CDF - T'as dû faire tes preuves en B avant tout ? Même si là c'est toujours pas acquis la place en A ?

A. T. - Oui j'ai fait plusieurs sélections en B, avant d'arriver en A et là j'y suis et je suis très heureuse.
Oui rien n'est acquis, à chaque sélection, je sais pas si je vais y être donc quand j'y suis, je suis très satisfaite et voilà je vais tout faire pour être appelée à chaque fois.

 

CDF - Tu as sûrement suivi le parcours des U20 l'année 2016, elles sont passées tout prés d'attraper leur premier trophée en Coupe du Monde jeune. Là la prochaine elle est en France, c'est déjà un bon point de jouer à domicile pour le capital confiance ?

A. T. - Pour 2018, oui je pense que c'est un bon point parce qu'on voit bien qu'en plus en jeune, bah l'équipe de France à chaque fois, elles vont assez loin donc je pense que c'est une très bonne chose que ça soit en France pour la confiance aussi. Et je pense que tout le monde va aller au stade et qu'il y aura un engouement autour.


CDF - On sent que plus les années passent et plus la pression s'intensifie autour des joueuses, notamment de l'équipe de France, est-ce que c'est ce qui explique les mauvais résultats ?

A. T. - Non je pense pas, après vu que c'est plus regardé, y'a plus de médias autour, y'a plus en plus de gens qui suivent et les gens sont plus exigeants. Mais je pense pas que ça atteint les résultats de l'équipe de France.

 

CDF - Comment est-ce que tu vois la suite de la saison avec Juvisy, quand on sait que Marseille, un promu vous a quelque peu piqué votre place de 4e ?

A. T. - Bah on sait qu'on a complètement raté notre première partie de saison. Là dans cette seconde partie, on s'est données comme objectif de tout gagner pour pouvoir essayer de raccrocher la 4e place. On sait que ça va être compliqué mais on va tout faire pour.

 

CDF - Là la fusion avec Paris FC, elle vient à point nommée alors, c'est un truc qu'on attendait chez les joueuses où on en parlait pas ?

A. T. - Le club nous en a parlé vaguement. Je sais pas vraiment de quoi il va s'agir donc je peux pas vous dire. Parce que rien n'a été officialisé encore. Ils attendent de tout mettre au clair pour prendre une décision.

 

"C'est un tournoi très très relevé

parce que y'a les plus grandes nations"

 

CDF - Là quand tu as été sélectionnée pour la She Belives Cup, pour vous envoler pour les Etats-Unis, qu'est-ce que ça t'a fait d'être appelée et de prendre part à cette nouvelle aventure en A?

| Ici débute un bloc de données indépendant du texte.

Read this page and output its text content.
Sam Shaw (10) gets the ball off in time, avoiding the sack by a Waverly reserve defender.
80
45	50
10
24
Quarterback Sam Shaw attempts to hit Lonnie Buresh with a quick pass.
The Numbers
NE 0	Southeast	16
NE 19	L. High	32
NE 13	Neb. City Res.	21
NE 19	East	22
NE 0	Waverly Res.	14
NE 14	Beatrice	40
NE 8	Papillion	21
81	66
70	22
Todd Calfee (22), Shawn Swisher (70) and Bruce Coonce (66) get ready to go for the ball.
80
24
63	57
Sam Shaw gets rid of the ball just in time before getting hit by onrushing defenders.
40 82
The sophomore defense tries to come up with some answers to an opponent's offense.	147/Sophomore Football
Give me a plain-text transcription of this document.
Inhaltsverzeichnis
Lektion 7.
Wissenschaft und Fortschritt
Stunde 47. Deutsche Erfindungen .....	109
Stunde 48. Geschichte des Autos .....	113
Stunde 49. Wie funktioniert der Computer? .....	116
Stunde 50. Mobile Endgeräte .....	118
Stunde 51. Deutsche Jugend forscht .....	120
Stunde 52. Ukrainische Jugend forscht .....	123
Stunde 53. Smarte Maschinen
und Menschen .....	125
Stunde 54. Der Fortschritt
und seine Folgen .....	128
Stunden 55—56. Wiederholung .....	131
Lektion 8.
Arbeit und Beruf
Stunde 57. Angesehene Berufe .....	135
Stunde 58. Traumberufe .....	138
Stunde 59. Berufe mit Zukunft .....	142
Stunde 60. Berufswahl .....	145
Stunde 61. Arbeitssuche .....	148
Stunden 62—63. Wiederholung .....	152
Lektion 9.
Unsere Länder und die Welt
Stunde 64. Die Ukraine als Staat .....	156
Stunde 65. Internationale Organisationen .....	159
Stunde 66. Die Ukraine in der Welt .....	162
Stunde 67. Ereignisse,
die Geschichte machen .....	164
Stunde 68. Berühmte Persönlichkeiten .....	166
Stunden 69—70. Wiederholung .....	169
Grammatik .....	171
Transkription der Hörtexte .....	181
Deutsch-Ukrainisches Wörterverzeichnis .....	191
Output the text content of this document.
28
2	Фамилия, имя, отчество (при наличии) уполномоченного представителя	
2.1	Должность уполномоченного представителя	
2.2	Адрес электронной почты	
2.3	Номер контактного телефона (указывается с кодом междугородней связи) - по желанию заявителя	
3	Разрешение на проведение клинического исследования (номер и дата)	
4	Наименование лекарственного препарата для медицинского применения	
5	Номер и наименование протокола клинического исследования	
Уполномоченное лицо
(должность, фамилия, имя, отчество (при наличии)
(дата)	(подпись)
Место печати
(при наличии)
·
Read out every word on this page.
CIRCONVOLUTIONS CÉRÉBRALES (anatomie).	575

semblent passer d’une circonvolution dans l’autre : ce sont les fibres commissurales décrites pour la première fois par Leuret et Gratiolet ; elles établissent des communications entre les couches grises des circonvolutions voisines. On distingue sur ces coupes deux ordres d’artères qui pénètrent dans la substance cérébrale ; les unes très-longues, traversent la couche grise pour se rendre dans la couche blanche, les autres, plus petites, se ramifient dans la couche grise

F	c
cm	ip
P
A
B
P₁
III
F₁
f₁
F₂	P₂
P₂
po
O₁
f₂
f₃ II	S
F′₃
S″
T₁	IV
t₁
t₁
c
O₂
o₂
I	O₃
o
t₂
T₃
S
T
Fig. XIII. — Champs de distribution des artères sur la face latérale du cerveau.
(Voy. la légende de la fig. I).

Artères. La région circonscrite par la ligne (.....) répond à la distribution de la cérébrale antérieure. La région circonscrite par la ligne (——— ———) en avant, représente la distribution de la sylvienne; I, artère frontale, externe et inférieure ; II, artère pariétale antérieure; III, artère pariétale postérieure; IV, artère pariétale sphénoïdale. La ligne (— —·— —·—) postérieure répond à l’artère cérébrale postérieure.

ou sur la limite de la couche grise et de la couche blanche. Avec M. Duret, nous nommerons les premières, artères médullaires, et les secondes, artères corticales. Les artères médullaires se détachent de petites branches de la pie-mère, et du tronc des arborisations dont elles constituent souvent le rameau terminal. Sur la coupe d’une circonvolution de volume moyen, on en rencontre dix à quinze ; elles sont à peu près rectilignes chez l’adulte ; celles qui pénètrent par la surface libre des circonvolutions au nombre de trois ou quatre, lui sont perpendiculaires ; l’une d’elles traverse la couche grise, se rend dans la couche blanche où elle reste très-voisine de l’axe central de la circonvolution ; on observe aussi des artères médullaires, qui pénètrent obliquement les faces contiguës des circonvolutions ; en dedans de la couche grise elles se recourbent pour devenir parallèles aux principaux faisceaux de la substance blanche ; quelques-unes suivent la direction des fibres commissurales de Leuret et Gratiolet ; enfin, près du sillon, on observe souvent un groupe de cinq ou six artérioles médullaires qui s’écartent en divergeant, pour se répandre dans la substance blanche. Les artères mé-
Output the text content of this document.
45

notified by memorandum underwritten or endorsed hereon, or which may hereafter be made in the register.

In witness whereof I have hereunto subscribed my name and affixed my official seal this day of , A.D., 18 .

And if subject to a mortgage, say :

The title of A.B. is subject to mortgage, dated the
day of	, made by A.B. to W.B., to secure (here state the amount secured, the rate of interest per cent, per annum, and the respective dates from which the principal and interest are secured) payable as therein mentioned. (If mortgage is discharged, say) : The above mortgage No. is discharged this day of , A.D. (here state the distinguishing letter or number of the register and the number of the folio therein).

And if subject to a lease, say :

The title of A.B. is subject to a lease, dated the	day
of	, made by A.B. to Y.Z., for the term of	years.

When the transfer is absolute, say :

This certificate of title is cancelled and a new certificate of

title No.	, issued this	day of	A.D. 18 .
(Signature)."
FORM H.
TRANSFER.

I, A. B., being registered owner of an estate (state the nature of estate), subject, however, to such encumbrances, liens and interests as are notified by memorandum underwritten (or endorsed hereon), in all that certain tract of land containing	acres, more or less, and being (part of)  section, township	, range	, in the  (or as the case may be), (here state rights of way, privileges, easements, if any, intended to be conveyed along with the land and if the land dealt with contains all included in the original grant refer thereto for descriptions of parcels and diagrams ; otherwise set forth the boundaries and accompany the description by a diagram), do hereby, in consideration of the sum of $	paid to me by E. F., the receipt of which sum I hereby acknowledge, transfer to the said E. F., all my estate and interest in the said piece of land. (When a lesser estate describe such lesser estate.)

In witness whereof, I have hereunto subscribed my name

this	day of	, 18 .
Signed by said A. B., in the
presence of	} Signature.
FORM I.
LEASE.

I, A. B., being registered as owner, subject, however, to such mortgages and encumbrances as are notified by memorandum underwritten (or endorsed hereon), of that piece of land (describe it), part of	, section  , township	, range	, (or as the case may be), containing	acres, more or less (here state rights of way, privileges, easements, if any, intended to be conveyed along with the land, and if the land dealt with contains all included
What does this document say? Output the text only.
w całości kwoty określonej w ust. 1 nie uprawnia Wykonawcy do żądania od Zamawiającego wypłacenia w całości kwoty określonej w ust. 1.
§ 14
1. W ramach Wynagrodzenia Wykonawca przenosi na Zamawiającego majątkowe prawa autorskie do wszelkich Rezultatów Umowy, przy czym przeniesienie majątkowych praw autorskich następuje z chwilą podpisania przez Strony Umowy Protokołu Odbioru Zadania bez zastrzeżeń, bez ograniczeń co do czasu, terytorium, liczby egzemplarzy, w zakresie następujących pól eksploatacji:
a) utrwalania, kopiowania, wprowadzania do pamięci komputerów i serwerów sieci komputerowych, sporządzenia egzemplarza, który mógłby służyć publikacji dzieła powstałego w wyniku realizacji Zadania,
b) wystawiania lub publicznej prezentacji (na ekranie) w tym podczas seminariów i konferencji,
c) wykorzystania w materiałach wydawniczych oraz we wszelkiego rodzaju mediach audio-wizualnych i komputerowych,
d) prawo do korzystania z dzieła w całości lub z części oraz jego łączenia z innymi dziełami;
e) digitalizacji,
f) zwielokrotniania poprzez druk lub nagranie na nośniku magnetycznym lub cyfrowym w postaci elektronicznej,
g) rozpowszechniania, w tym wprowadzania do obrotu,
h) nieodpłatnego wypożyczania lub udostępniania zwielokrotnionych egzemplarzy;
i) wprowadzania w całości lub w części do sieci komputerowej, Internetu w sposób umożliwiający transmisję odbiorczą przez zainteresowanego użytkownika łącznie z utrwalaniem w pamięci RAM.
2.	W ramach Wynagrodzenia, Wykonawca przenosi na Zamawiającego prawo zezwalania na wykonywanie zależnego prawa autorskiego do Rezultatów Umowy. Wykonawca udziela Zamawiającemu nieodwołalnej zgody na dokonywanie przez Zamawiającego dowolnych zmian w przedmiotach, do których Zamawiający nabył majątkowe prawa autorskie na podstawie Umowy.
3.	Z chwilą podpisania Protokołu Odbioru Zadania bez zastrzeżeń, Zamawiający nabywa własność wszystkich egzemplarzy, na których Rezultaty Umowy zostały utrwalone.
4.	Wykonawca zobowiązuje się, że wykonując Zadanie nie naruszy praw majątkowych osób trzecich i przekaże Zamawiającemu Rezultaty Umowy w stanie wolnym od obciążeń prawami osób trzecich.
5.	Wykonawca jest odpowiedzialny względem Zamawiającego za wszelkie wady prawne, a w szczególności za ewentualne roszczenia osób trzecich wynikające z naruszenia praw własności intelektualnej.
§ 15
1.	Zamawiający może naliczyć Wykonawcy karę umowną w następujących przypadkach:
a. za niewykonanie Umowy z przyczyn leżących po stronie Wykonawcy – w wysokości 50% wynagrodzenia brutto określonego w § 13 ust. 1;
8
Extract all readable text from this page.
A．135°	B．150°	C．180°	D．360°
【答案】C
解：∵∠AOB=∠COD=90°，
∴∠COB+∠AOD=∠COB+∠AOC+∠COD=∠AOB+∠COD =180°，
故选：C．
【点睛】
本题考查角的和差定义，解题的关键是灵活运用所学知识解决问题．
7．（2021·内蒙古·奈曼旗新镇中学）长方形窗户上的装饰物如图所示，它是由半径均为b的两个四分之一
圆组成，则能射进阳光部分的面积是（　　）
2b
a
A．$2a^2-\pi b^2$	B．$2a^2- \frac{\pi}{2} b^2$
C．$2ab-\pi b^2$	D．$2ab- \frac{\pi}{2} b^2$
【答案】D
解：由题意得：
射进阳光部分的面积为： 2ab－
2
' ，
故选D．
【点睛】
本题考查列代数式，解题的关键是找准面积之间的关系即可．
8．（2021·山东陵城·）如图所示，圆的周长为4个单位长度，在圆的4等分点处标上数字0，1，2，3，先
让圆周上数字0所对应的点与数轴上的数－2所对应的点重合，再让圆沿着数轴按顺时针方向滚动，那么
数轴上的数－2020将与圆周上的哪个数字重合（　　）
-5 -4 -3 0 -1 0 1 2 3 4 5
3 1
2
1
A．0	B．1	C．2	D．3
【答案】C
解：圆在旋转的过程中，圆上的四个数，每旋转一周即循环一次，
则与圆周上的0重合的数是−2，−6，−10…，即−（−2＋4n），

A. T. - Je sais que c'est un tournoi très très relevé parce que y'a les plus grandes nations donc je sais que pour un plan personnel ça va être très instructif comme compétition parce que c'est intense. Après c'est un tournoi amical mais c'est sur que jouer les Etats-Unis, l'Allemagne c'est très bien et pour l'équipe faire un tournoi comme ça c'est que du positif pour savoir où on en est et de quoi on est capable.

 

CDF - La prochaine étape, ça reste tout de même l'Euro pour toi, tu vas tout donner pour y être ?

A. T. - Oui c'est un objectif donc comme je vous l'ai dit je vais continuer de travailler pour pouvoir être appelée pour l'Euro. On verra.